The reason why professional investors pay (and have paid along the way) what look like eye-watering share prices for Afterpay is that they can see what happens to the “cohorts” of Afterpay shoppers as they grow with the platform. The earliest customer “cohorts” are now transacting about 29 times a year. In Australia/New Zealand, the top 10% of Afterpay’s customers use it 60 times a year – in North America, this figure is running at 21 times. Globally this means that the top 10% of Afterpay’s customers use the platform 31 times a year.

The global expansion, particularly in North America – and the colossal addressable market – is the key. In the immediate markets where Afterpay is currently present, the company says the addressable market opportunity stands at $6 trillion. The full global market opportunity could be three to four times that size.

Valuing this expansion potential is the tricky bit. Some of the smartest investors I know have walked away from Afterpay: they’ve been in the stock for so long that they believe the share prices at which they have (recently) sold pays them for the next seven or eight years of growth.

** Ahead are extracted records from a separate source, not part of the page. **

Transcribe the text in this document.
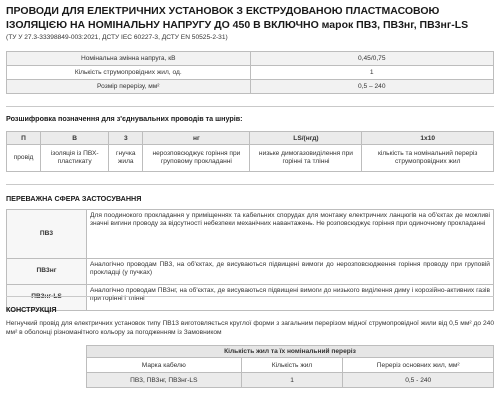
ПРОВОДИ ДЛЯ ЕЛЕКТРИЧНИХ УСТАНОВОК З ЕКСТРУДОВАНОЮ ПЛАСТМАСОВОЮ ІЗОЛЯЦІЄЮ НА НОМІНАЛЬНУ НАПРУГУ ДО 450 В ВКЛЮЧНО марок ПВ3, ПВ3нг, ПВ3нг-LS
(ТУ У 27.3-33398849-003:2021, ДСТУ IEC 60227-3, ДСТУ EN 50525-2-31)
Номінальна змінна напруга, кВ	0,45/0,75
Кількість струмопровідних жил, од.	1
Розмір перерізу, мм²	0,5 – 240
Розшифровка позначення для з'єднувальних проводів та шнурів:
П	В	3	нг	LS/(нгд)	1х10
провід	ізоляція із ПВХ-пластикату	гнучка жила	нерозповсюджує горіння при груповому прокладанні	низьке димогазовиділення при горінні та тлінні	кількість та номінальний переріз струмопровідних жил
ПЕРЕВАЖНА СФЕРА ЗАСТОСУВАННЯ
ПВ3	Для поодинокого прокладання у приміщеннях та кабельних спорудах для монтажу електричних ланцюгів на об'єктах де можливі значні вигини проводу за відсутності небезпеки механічних навантажень. Не розповсюджує горіння при одиночному прокладанні
ПВ3нг	Аналогічно проводам ПВ3, на об'єктах, де висуваються підвищені вимоги до нерозповсюдження горіння проводу при груповій прокладці (у пучках)
ПВ3нг-LS	Аналогічно проводам ПВ3нг, на об'єктах, де висуваються підвищені вимоги до низького виділення диму і корозійно-активних газів при горінні і тлінні
КОНСТРУКЦІЯ
Негнучкий провід для електричних установок типу ПВ13 виготовляється круглої форми з загальним перерізом мідної струмопровідної жили від 0,5 мм² до 240 мм² в оболонці різноманітного кольору за погодженням із Замовником
Кількість жил та їх номінальний переріз		
Марка кабелю	Кількість жил	Переріз основних жил, мм²
ПВ3, ПВ3нг, ПВ3нг-LS	1	0,5 - 240
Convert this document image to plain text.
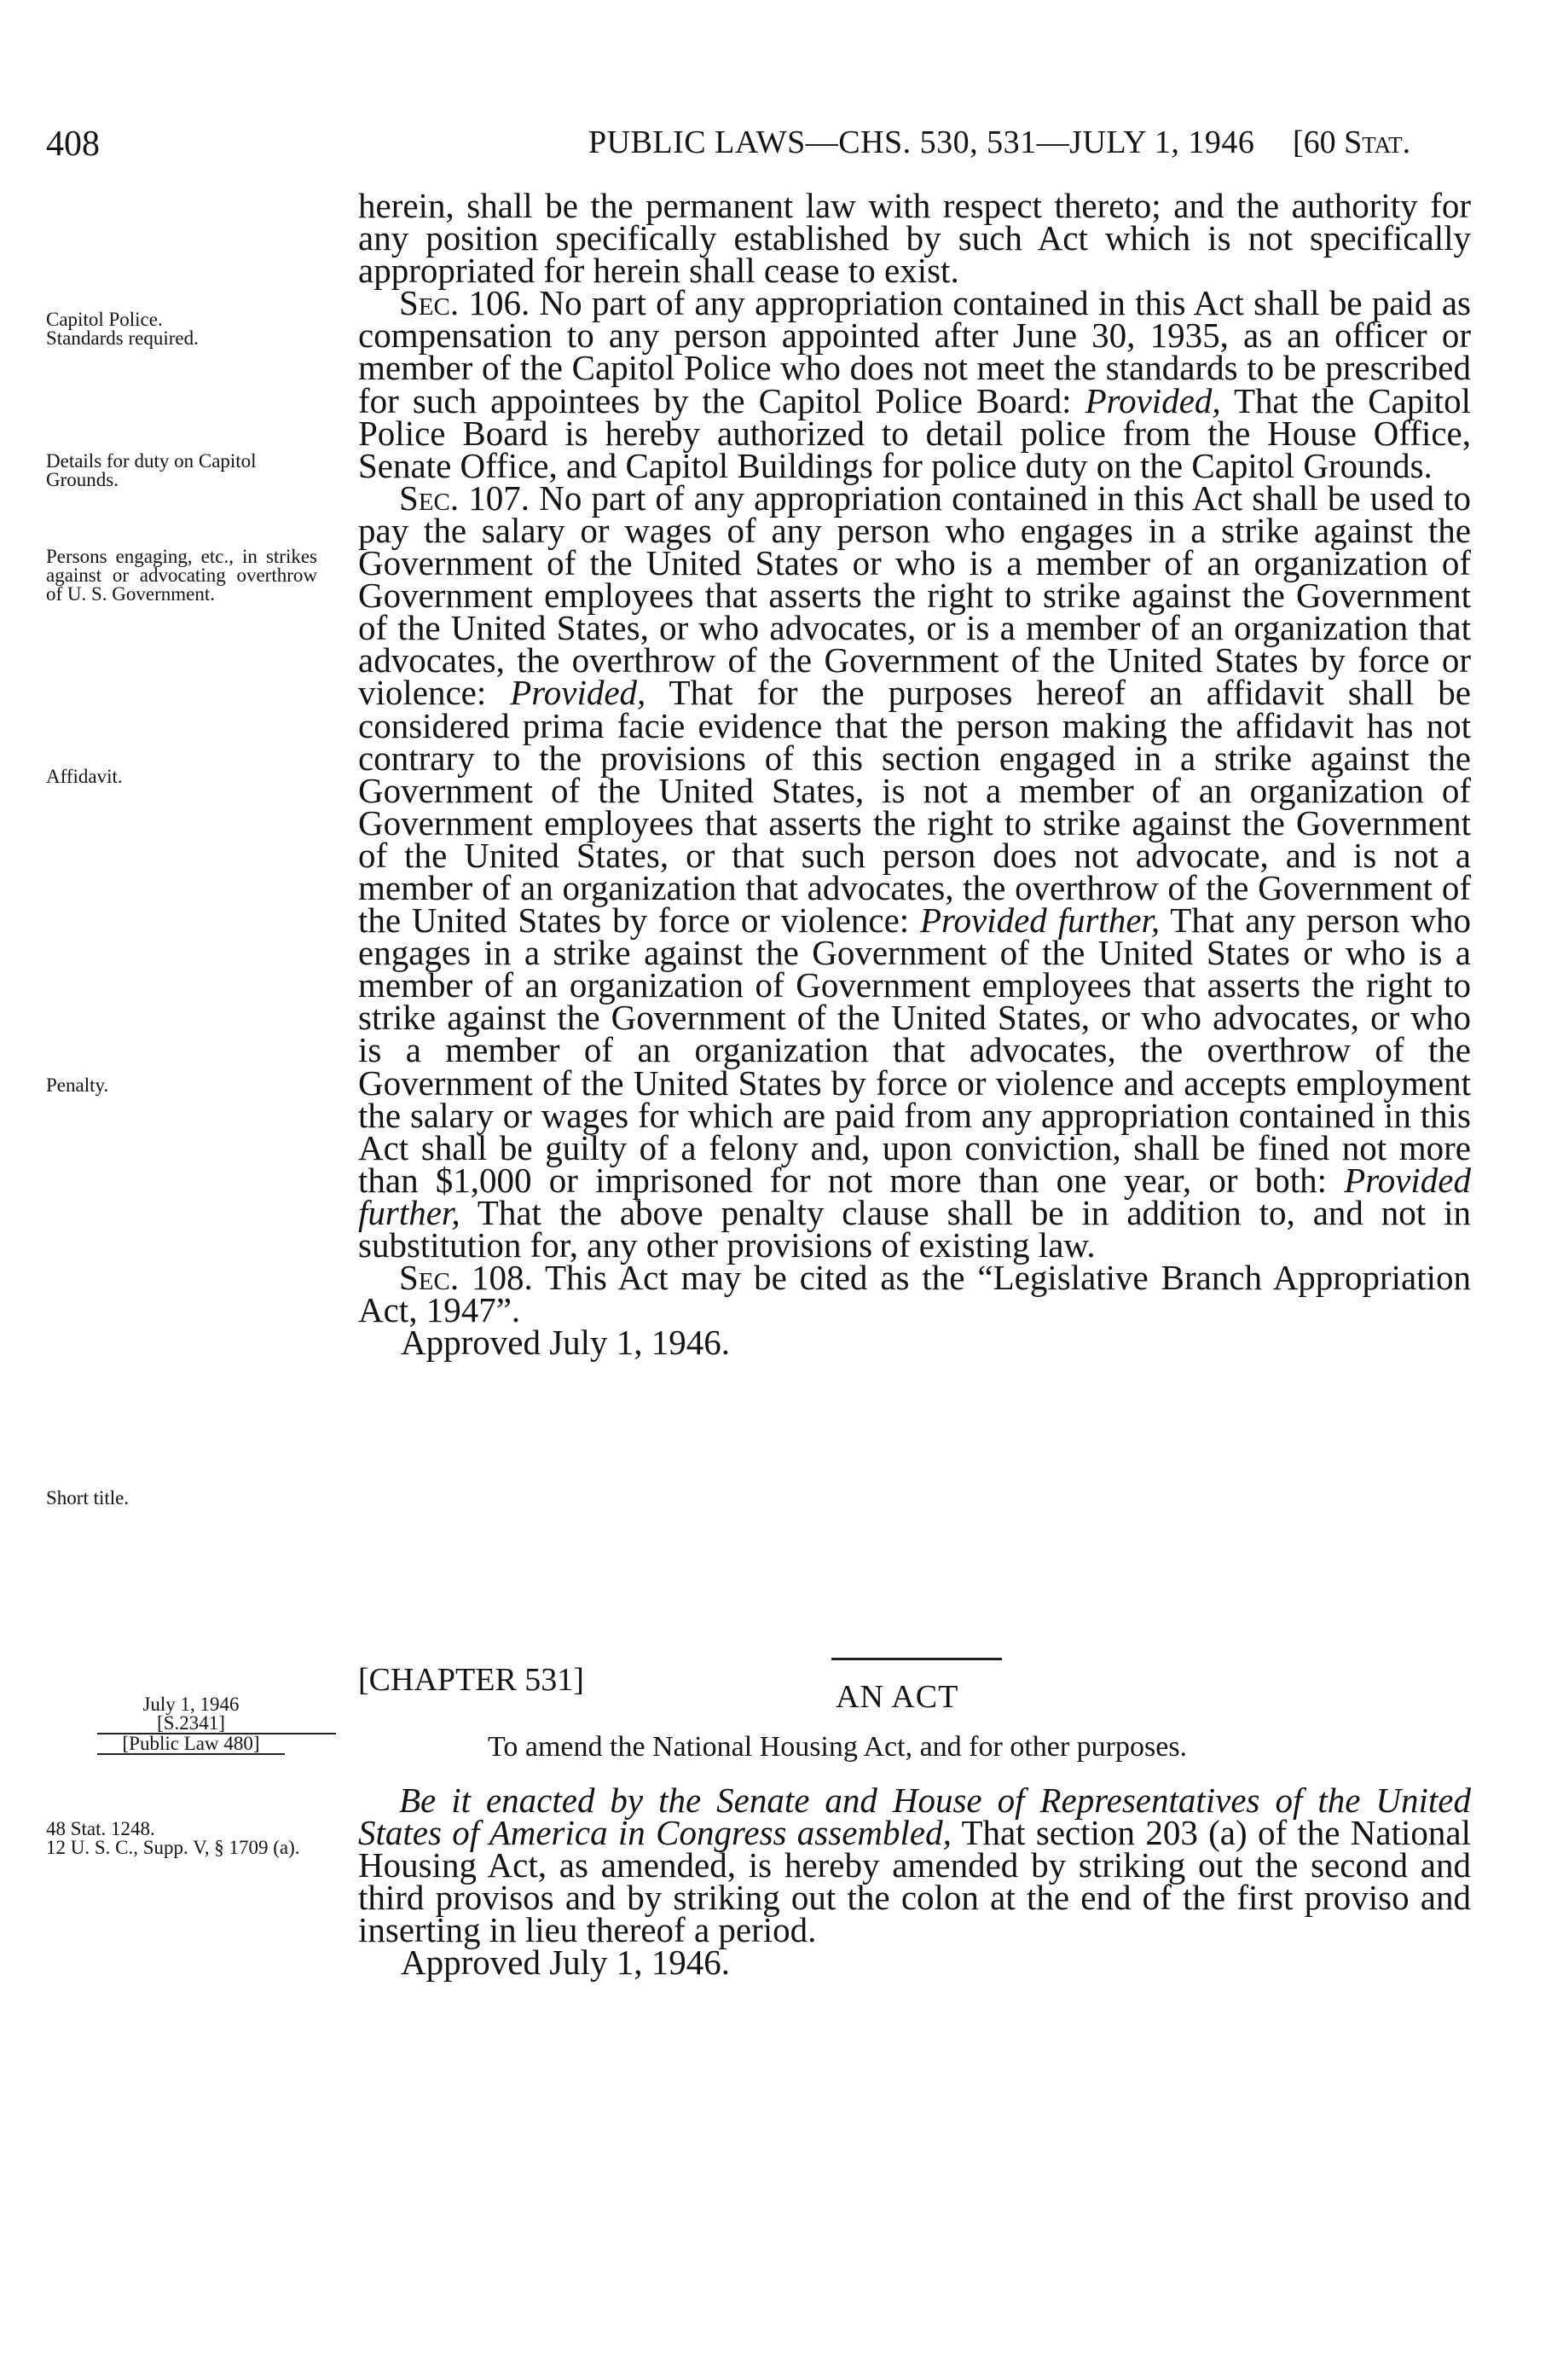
408	PUBLIC LAWS—CHS. 530, 531—JULY 1, 1946 [60 Stat.
Capitol Police.
Standards required.
Details for duty on Capitol Grounds.
Persons engaging, etc., in strikes against or advocating overthrow of U. S. Government.
Affidavit.
Penalty.
Short title.
July 1, 1946
[S.2341]
[Public Law 480]
48 Stat. 1248.
12 U. S. C., Supp. V, § 1709 (a).

herein, shall be the permanent law with respect thereto; and the authority for any position specifically established by such Act which is not specifically appropriated for herein shall cease to exist.

Sec. 106. No part of any appropriation contained in this Act shall be paid as compensation to any person appointed after June 30, 1935, as an officer or member of the Capitol Police who does not meet the standards to be prescribed for such appointees by the Capitol Police Board: Provided, That the Capitol Police Board is hereby authorized to detail police from the House Office, Senate Office, and Capitol Buildings for police duty on the Capitol Grounds.

Sec. 107. No part of any appropriation contained in this Act shall be used to pay the salary or wages of any person who engages in a strike against the Government of the United States or who is a member of an organization of Government employees that asserts the right to strike against the Government of the United States, or who advocates, or is a member of an organization that advocates, the overthrow of the Government of the United States by force or violence: Provided, That for the purposes hereof an affidavit shall be considered prima facie evidence that the person making the affidavit has not contrary to the provisions of this section engaged in a strike against the Government of the United States, is not a member of an organization of Government employees that asserts the right to strike against the Government of the United States, or that such person does not advocate, and is not a member of an organization that advocates, the overthrow of the Government of the United States by force or violence: Provided further, That any person who engages in a strike against the Government of the United States or who is a member of an organization of Government employees that asserts the right to strike against the Government of the United States, or who advocates, or who is a member of an organization that advocates, the overthrow of the Government of the United States by force or violence and accepts employment the salary or wages for which are paid from any appropriation contained in this Act shall be guilty of a felony and, upon conviction, shall be fined not more than $1,000 or imprisoned for not more than one year, or both: Provided further, That the above penalty clause shall be in addition to, and not in substitution for, any other provisions of existing law.

Sec. 108. This Act may be cited as the “Legislative Branch Appropriation Act, 1947”.

Approved July 1, 1946.

[CHAPTER 531]	AN ACT
To amend the National Housing Act, and for other purposes.

Be it enacted by the Senate and House of Representatives of the United States of America in Congress assembled, That section 203 (a) of the National Housing Act, as amended, is hereby amended by striking out the second and third provisos and by striking out the colon at the end of the first proviso and inserting in lieu thereof a period.

Approved July 1, 1946.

Should other investors go against this view? Certainly not if they listen to UBS, which said after last week’s result: “Cumulatively Afterpay has now raised $2 billion in capital since last July. We believe this vindicates our view that the market continues to misprice or ignore how much capital is required to fund Afterpay’s growth,” and rates APT as “sell” – although the broker did note that APT had produced “strong sales and customer numbers.”

UBS is often joked-about as the perma-bears on Afterpay, but what seems to be at the heart of its highly negative view – which calls for a stock price fall of 75% from where APT trades – is the sheer rate of growth that the stock’s current valuation implies.

UBS argues that APT’s sales will have to swell to about US$170 billion by 2025 to keep pace with the share price. But with half-year sales sitting at less than $10 billion – so, say, $20 billion for the full 2021 year even with no growth in the second half – that is a very tall order.

Or should investors listen to Morgan Stanley (price target $159) or Credit Suisse (target price $145.00) – who are not so fazed by the growth required?

This is not advice – do your own research, please. If you buy Afterpay, you are paying very smart investors for the next seven or eight years of growth. But you are buying a stock that, as Morgan Stanley puts it, is only in the early stages of building its global platform. Certainly, the company has to do a massive amount to eventually generate the sales – and profit – to justify its valuation. But it has to do a little bit less work than was facing it at $158 a few weeks ago – and you’re buying the market leader in a rapidly growing business with an outstanding network effect.